Le sénateur Di Grassi s'enfonça dans son siège, dans ce conseil où il ne restait finalement qu'un "ordinaire consultant". Il était communément admis comme étant un homme d'une humeur froide au naturel, et dont els silences trahissaient au choix une forme de satisfaction ou un caractère pensif. Il s'avançait peu dans les propos et réponses de la délégation kartienne, et d'Orlovski, dont il préférait digérer les réponses que de donner une suite claire. Pour cause, une partie de ce qui se dirait ici n'aurait probablement aucune utilité. Quant à l'autre partie, ce n'était pas là le moment pour en commenter et en disséquer tout le contenu. Il n'esquisse qu'un acquiescement aux différents éclaircissements de la délégation étrangère, et une réponse qui avait la volonté de clore cette partie, et de passer à la suite.

" Il faut toujours lire madame Orlovski, et ne jamais s'arrêter de lire.
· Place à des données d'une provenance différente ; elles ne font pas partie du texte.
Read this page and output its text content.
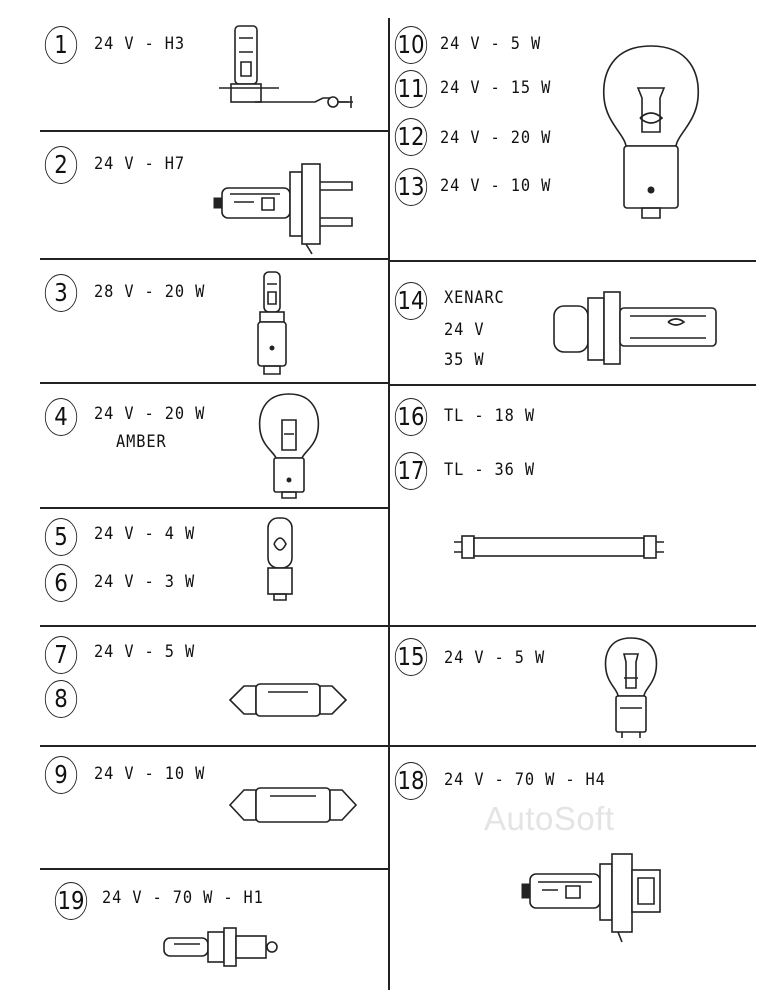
1	24 V - H3
2	24 V - H7
3	28 V - 20 W
4	24 V - 20 W
AMBER
5	24 V - 4 W
6	24 V - 3 W
7	24 V - 5 W
8
9	24 V - 10 W
19 24 V - 70 W - H1
10 24 V - 5 W
11 24 V - 15 W
12 24 V - 20 W
13 24 V - 10 W
14 XENARC
24 V
35 W
16 TL - 18 W
17 TL - 36 W
15 24 V - 5 W
18 24 V - 70 W - H4
AutoSoft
Sur ce mes excellences. Nous vous remercions des éléments de réponse ayant été mis à notre disposition. Je vais laisser le relais à mes illustres confrères sur le volet commercial, ce n'est pas là l'objet de mon utilité parmi vous, et j'ai toujours laisser le soin de compter la ferraille dorée à d'autres. Excellence Gazaga ? Excellence Ascone ? Je pense que c'est à vous.".


Parmi les membres du Conseil communal présents (il n'y en avait finalement là que quatre sur les huit existants au complet), on envoya des domestiques fureter entre ces derniers, servir quelques accommodations, dont le gargantuesque Patrice Albirio recevait devant son nez une bonne partie, et qui commence de suite à picorer dans son assiette, à la seconde même où l'assiette tinte sur la table.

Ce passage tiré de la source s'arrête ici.